Rn. 9
Stand: EL 157 – ET: 04/2022
Die Vorschrift des § 50g Abs 3 EStG enthält insb die Definitionen für die Begrifflichkeiten "Gläubiger", "Schuldner", "Zinsen", "Lizenzgebühren" und "verbundene Unternehmen". Ergänzend wirkt Anlage 3 durch die Definition der Begrifflichkeiten "Unternehmen" und "Steuern" iSd § 50g Abs 3 Nr 5 Buchst a Doppelbuchst aa bzw cc EStG.
Um Gestaltungen zu verhindern, die eine Quellensteuerentlastung durch die Zwischenschaltung eines Unternehmens anvisieren, muss der Gläubiger der Nutzungsberechtigte sein (§ 50g Abs 3 Nr 1 EStG). Ein Unternehmen ist als Nutzungsberechtigter und damit als Zahlungsgläubiger zu qualifizieren, wenn es Zins- bzw Lizenzeinkünfte iSd § 2 Abs 1 EStG erzielt. Eine Betriebsstätte qualifiziert als Nutzungsberechtigter, wenn die zugrundeliegende Forderung bzw das Recht tatsächlich zu der Betriebsstätte gehört und die Zinsen bzw Lizenzgebühren im Betriebsstättenstaat in die steuerliche Bemessungsgrundlage eingehen und einer der aufgezählten Steuern unterliegen.
Als Zahlungsschuldner gilt eine im Inland belegene Betriebsstätte nur, wenn die Zahlung bei der Ermittlung des Betriebsstättenergebnisses eine steuerlich abzugsfähige BA darstellt (§ 50g Abs 3 Nr 2 EStG).

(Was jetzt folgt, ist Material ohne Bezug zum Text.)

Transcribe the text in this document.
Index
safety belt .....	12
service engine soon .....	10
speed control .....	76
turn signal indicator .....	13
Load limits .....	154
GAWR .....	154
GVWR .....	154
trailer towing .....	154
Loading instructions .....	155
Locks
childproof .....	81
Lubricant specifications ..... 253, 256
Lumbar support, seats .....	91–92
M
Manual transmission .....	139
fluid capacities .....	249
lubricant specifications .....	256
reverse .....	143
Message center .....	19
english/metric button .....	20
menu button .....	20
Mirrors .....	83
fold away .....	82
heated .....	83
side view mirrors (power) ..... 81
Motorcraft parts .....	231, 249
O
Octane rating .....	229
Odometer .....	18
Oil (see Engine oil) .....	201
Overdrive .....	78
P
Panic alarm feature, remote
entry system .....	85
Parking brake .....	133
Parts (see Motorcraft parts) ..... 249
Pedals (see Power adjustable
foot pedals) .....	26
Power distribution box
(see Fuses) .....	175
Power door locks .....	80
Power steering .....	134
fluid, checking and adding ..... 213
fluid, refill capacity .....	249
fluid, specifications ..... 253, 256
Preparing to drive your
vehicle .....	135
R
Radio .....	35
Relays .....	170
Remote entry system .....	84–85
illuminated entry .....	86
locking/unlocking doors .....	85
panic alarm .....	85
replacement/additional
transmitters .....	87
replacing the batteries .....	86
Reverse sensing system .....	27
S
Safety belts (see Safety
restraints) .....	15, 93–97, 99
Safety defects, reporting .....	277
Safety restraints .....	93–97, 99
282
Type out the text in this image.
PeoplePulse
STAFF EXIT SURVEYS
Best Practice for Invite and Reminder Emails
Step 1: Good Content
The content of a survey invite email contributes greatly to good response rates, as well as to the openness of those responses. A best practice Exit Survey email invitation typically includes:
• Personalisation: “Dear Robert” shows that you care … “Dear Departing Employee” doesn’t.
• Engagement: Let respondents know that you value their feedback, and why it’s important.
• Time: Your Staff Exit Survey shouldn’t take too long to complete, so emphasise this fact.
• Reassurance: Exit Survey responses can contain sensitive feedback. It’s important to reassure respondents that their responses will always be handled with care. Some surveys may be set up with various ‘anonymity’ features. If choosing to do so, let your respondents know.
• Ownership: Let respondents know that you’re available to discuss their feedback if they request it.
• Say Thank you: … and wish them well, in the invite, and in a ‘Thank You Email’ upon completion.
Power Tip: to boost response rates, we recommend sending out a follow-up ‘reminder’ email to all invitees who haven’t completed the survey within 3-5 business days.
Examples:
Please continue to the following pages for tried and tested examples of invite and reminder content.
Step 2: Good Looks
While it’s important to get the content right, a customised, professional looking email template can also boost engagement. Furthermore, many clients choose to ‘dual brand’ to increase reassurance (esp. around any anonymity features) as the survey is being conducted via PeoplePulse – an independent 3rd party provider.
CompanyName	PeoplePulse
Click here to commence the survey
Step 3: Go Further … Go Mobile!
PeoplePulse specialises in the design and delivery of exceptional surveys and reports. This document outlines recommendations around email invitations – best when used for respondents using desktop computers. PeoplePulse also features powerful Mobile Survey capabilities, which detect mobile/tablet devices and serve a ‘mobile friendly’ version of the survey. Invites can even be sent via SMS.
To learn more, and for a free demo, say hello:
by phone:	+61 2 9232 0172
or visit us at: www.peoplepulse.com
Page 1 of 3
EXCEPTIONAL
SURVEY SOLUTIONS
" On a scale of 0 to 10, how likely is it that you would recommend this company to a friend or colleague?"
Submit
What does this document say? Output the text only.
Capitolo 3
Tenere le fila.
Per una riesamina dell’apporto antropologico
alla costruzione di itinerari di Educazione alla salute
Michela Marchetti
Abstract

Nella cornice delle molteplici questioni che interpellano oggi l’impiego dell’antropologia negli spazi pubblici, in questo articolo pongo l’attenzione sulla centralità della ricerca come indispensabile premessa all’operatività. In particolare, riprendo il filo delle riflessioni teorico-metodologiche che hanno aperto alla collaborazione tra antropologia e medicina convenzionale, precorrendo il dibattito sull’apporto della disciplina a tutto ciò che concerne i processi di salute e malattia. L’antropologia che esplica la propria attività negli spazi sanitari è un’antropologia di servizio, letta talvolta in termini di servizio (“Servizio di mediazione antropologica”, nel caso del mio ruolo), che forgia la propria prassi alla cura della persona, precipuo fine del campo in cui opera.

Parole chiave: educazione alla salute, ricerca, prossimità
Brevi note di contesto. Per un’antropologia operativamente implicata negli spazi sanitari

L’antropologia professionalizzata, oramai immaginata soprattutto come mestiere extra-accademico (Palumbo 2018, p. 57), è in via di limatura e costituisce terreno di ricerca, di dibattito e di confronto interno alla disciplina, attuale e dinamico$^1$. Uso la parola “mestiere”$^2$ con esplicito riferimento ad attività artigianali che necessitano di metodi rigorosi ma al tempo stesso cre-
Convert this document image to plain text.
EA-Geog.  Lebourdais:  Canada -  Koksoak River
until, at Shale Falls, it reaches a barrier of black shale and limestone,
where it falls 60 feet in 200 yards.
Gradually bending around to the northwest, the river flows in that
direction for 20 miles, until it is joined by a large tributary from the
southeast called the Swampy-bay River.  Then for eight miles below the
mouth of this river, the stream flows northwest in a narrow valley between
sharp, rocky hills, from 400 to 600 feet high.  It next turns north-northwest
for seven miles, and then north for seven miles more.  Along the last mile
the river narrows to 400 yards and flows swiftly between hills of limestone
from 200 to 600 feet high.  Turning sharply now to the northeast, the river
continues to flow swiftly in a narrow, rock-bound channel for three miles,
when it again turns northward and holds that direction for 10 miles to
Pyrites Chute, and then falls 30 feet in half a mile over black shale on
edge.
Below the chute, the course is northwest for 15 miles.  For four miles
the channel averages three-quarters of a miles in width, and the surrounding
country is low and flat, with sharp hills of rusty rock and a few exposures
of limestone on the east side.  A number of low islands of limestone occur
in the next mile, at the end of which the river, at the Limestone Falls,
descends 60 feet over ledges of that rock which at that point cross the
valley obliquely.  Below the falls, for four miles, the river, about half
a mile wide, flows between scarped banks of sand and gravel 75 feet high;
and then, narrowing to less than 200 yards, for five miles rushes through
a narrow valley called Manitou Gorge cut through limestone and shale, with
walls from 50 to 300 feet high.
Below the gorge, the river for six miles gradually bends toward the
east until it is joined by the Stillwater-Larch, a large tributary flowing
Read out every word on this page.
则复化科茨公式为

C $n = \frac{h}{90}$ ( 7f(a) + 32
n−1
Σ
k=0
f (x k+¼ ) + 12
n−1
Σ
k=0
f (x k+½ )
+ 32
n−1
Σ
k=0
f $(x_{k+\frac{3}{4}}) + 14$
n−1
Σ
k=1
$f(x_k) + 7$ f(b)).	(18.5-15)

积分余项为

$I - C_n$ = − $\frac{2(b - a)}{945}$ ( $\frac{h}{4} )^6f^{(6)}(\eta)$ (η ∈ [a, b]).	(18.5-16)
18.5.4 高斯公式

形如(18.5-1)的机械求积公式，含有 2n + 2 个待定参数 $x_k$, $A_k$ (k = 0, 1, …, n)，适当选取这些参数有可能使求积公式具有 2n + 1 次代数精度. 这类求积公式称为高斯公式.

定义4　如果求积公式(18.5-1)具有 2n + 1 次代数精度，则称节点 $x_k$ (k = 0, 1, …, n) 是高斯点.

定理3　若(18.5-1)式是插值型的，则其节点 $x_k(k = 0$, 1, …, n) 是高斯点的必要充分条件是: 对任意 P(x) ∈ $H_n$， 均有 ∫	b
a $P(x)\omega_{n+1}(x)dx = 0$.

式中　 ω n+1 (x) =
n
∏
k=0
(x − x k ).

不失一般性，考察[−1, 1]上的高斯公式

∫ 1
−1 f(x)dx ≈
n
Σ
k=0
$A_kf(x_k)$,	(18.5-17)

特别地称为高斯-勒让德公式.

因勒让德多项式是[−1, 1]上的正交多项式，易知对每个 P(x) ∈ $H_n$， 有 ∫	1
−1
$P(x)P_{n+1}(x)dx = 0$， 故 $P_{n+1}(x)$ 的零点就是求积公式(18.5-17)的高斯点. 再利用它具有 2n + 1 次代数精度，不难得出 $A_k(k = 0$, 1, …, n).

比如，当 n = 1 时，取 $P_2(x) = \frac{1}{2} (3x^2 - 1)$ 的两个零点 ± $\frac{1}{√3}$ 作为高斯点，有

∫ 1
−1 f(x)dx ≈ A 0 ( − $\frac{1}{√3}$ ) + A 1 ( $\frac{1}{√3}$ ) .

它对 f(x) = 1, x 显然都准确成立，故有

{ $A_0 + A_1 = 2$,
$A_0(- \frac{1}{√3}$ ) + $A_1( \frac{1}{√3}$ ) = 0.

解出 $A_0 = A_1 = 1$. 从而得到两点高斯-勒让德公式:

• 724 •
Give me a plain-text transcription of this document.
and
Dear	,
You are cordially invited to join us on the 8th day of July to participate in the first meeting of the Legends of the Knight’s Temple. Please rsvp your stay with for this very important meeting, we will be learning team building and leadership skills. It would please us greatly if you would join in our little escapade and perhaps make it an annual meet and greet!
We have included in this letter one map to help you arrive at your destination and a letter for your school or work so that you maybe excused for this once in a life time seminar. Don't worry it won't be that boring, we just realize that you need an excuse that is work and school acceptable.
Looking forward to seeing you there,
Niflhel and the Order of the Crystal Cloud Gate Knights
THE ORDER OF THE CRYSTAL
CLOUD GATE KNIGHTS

Um eine bspw aus einem Qualifikationskonflikt resultierende Doppelzuordnung zu verhindern, schließt die Qualifizierung einer Betriebsstätte als Gläubiger oder Schuldner von Zins- oder Lizenzzahlungen aus, dass ein anderer Unternehmensteil als Schuldner oder Gläubiger derselben Forderung bzw Verbindlichkeit oder des Rechts angesehen wird (§ 50g Abs 3 Nr 3 EStG).
In § 50g Abs 3 Nr 4 EStG sind die Definitionen für Zinsen und Lizenzgebühren enthalten. Die Definitionen sind vergleichsweise weit und orientierten sich an Art 11 Abs 3 OECD-MA bzw Art 12 Abs 2 OECD-MA. Explizit ausgenommen von der Zinsdefinition werden jedoch Verspätungszuschläge und Kapitalrückzahlungen.
Für Zwecke der Definition des Begriffs "Unternehmen eines Mitgliedstaats der Europäischen Union" wird grds auf die Aufzählung in Anlage 3 zu § 50g EStG verwiesen. Zusätzlich muss das Unternehmen in einem EU-Mitgliedstaat aufgrund einer unbeschränkten StPfl ansässig sein ohne nach der Tie-Breaker-Rule eines DBA in einem Drittstaat als ansässig zu gelten sowie einer der in Anlage 3 zu § 50g EStG aufgeführten Steuern unterliegen, ohne von dieser befreit zu sein (§ 50g Abs 3 Nr 5 Buchst a EStG).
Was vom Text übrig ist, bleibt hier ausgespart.